Sir Edward said he did not overlook the fact that the declaration had only moral force. The same was said of the Treaty of Waitangi.
But he added: "Important statements of principle established through international negotiation and acclamation filter into law in time, through both governments and the courts, which look constantly for universal statement of principle in developing policy or deciding cases."
Sir Edward said that were nothing else done during the Maori Party's lifetime, "this one thing would be enough to secure for it a treasured place in Maori history."
Maori Party co-leader and Maori Affairs Minister Pita Sharples made a secret trip to New York to announce the decision, which had been taken by Cabinet on March 22.
Prime Minister John Key, when asked by a Maori Television reporter in Canada last week when and why the Government had decided to support the declaration, said:
"We haven't made an announcement and at least or until we do, [you] wouldn't necessarily count your chickens."
Mr Harawira and Dr Sharples had described the statement as "without caveat."
But the implicit caveat within the formal statement is the following:
"In moving to support the declaration, New Zealand both affirms those rights and reaffirms the legal and constitutional frameworks that underpin New Zealand's legal system.
"Those existing frameworks, while they continue to evolve in accordance with New Zealand's domestic circumstances, define the bounds of New Zealand's engagement with the aspirational elements of the declaration."

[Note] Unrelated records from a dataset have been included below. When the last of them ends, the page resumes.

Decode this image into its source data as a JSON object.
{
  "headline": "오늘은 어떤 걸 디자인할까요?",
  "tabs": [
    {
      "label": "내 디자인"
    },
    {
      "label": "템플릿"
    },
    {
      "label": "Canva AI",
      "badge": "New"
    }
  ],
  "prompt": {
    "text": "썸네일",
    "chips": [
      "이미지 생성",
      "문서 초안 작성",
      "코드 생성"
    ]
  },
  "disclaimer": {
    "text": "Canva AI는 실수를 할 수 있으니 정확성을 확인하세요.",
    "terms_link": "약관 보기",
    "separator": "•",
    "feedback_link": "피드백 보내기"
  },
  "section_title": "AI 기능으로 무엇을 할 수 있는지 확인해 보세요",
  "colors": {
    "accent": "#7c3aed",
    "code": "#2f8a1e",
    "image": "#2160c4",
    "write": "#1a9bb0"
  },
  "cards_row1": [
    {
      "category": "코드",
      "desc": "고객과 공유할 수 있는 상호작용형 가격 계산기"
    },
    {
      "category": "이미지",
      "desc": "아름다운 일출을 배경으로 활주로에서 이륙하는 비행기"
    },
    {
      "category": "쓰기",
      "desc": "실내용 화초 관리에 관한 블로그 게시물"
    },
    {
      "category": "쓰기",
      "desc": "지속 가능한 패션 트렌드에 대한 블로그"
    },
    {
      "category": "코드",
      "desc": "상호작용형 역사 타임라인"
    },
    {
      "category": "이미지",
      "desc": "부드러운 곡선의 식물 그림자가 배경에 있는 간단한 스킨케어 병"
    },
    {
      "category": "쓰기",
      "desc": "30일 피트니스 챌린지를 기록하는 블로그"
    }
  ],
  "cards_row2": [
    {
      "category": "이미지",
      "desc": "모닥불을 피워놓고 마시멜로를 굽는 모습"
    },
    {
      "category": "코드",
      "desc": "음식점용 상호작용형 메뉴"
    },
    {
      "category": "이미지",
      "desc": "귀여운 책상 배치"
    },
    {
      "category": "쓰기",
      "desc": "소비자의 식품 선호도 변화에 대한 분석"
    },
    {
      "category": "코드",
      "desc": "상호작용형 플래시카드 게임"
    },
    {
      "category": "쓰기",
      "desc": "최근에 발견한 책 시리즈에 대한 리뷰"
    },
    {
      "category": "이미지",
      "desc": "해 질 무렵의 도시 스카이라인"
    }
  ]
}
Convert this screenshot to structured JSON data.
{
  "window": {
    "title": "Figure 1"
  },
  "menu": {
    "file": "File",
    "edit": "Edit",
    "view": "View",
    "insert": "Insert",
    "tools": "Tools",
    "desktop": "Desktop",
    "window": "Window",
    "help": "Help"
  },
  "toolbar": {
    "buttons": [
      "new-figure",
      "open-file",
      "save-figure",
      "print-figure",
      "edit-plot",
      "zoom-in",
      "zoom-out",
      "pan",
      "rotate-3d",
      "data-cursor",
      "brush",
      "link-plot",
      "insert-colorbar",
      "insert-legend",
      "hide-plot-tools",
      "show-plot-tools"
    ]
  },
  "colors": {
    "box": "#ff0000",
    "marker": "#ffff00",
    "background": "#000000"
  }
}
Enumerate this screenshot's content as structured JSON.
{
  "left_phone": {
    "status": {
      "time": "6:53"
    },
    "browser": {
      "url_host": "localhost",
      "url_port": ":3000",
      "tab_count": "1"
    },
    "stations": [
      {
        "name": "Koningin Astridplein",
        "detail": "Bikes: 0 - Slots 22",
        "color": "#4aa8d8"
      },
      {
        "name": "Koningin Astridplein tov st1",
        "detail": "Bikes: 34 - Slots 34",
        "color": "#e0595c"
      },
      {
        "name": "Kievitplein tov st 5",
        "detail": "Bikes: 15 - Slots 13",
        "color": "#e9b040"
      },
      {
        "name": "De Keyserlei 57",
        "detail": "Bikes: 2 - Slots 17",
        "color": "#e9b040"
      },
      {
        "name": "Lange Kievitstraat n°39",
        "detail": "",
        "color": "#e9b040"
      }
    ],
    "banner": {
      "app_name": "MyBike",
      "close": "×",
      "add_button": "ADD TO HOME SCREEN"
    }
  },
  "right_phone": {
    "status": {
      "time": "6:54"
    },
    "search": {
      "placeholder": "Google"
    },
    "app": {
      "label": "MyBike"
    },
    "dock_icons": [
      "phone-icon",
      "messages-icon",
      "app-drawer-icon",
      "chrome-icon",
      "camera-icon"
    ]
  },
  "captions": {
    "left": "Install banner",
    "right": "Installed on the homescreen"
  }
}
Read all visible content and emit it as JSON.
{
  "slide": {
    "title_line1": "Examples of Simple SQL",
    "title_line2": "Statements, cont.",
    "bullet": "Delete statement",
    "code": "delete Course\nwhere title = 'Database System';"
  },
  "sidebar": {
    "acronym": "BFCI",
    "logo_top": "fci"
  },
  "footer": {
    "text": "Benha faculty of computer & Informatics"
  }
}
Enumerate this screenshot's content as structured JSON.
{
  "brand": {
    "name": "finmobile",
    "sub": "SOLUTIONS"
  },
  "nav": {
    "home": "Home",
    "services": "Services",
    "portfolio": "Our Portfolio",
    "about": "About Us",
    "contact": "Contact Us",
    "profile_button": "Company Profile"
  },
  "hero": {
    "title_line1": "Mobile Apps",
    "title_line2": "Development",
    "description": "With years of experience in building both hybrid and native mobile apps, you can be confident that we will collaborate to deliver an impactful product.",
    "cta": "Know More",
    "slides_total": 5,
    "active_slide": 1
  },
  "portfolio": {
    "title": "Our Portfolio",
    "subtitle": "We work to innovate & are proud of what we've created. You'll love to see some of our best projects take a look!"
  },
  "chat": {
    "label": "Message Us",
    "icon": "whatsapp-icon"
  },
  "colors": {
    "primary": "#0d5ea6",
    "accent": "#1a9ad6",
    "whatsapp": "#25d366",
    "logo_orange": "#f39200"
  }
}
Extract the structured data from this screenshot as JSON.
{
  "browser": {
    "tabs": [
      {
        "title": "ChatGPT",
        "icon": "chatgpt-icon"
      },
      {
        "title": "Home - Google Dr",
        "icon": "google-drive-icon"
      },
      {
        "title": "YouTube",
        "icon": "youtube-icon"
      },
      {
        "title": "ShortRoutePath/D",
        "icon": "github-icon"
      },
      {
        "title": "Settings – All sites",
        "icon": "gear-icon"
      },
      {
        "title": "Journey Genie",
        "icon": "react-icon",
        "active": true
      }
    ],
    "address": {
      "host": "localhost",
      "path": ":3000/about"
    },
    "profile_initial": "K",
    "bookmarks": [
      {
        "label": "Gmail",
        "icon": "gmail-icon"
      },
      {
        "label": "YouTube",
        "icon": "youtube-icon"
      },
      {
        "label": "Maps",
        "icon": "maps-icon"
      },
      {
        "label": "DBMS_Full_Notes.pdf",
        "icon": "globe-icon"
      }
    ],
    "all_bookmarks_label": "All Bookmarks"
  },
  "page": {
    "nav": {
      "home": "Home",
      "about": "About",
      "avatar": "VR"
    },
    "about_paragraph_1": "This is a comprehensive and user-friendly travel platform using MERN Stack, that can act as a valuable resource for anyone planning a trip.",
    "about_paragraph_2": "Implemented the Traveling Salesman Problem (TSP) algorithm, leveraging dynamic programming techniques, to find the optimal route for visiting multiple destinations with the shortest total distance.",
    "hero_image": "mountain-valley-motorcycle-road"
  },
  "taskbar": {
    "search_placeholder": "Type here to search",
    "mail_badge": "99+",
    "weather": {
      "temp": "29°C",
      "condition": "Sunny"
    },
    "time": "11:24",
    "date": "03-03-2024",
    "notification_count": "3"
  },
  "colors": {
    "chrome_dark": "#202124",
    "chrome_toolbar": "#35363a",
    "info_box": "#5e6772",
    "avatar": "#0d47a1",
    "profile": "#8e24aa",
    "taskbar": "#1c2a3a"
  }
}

Wellington public law specialist Mai Chen said yesterday that the Government would have to account for its "action or inaction" in relation to the declaration to the United Nations Permanent Forum on Indigenous Issues, where Dr Sharples had made his announcement.
She also said there appeared to be "quite a disparity" between the risks previously advised to the Government by Crown Law in 2007 and what was being advised now.
International declarations are often a first step towards binding conventions.
Meanwhile, the United States Ambassador to the UN, Susan Rice, said yesterday the US would review its opposition to the declaration under President Barack Obama.